3- Suçluluğa götüren ihmal ve unutkanlık: Sosyal duygu yeterince gelişmediği zaman insanın başkalarına gereken ilgiyi göstermesi ceza tehdidi altında bile son derece güç olmaktadır.
4- Bilinçdışı alan: Bazı ruhsal yetenekler bilinç alanı dışında gelişir. Dikkati uyaran bazı şeyler bilincimizin değil ilgilerimizin olanına girer, ilgilerimiz ise genellikle bilinçdışı alanda yer alırlar. İnsanlar, farkında olmaksızın, kendi içlerinde hiç durmadan faaliyet gösteren birtakım güçler geliştirirler. Bu güçler, onların bilinçdışı alanlarında gizlenir, hayatlarını etkiler ve ışığa çıkarılmadıkları zaman bazen acı sonuçlara yol açarlar.
5- Rüyalar: Bir insanın rüyalarında o insanın karakteri ile ilgili sonuçlar çıkarabilmek için, bu sonuçların bireyin başka ayırt edici nitelikleriyle desteklenmesi ve rüyalarla ilgili yorumumuzu bunlarla doğrulamamız gerekir. Rüya, bir insanın hayat problemlerinden birine çözüm yolu aradığını gösterir ve bu problemleri ne şekilde de ele aldığını da gösterir.
6- Yetenek: Bir insanı değerlendirme o insanın yeteneklerini ölçebilme göz önünde bulundurulur. Bununla birlikte "ölçü" olarak yetenek testleri pek güvenilir değillerdir.
G- CİNSİYET
1- Cinsiyet Ayırımı ve İşbölümü: Her insan belli bir zamanda ya da belli bir yerde toplum hayatına katkıda bulunmak zorundadır. Bir insanın yetenekleri, o insanın toplumun üretim sistemi içerisindeki yerini belirlemektedir. Bununla beraber insanların iki cins halinde yaratılmış olması da toplumdaki işbölümünü yönlendiren unsurlardan biridir.
2- Bugün Kültürü İçerisinde Erkeğin Egemen Durumu: Toplumumuz daki işbölümünü, bütün uygarlığımızı belirleyen özel kalıplar içerisinde şekillenmesine yol açmıştır. Bunun sonucunda, bugünün kültürü içerisinde erkeğin önemi geniş ölçüde artmıştır. Böylece erkeğe toplumda haksız bir üstünlük verilmiştir.

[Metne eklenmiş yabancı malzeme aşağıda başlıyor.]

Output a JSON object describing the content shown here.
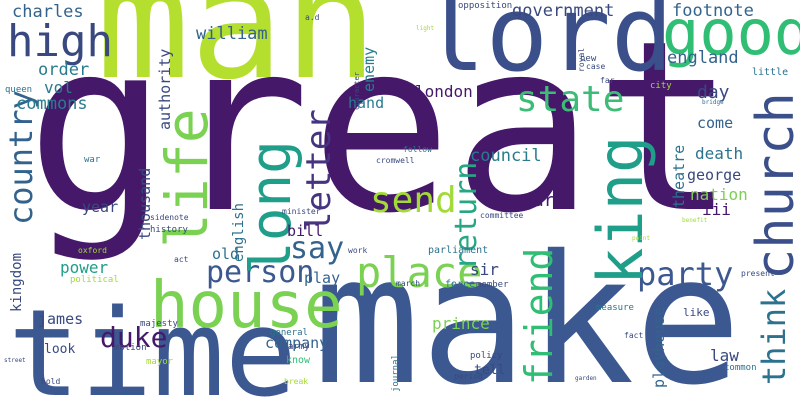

3- Kadınlık Rolünden Kaçma: Erkek olmanın sağladığı elverişli durumların apaçık oluşu, kadınların ruhsal gelişmesinde ciddi bozukluklar yaratmakta, bunun sonucu olarak da kadınlık rolü evrensel diyebileceğimiz bir tatminsizlik duygusuna yol açmaktadır.
4- Cinsler Arasındaki Gerginlik: Uygarlığımızın hataları sonucu değişik önyargılar meydana gelmiş ve bunu telafi edebilecek eğitim sisteminin de olmayışı dolayısıyla erkek ve kadın arasında güvensizlik ve samimiyetsizlik olmuştur.
5- Reform Denemeleri: Cinsler arasındaki ilişkileri daha iyi bir hale getirmek için yapılmış olan değişikliklerin en önemlisi kız ve erkek çocukların birlikte eğitimidir.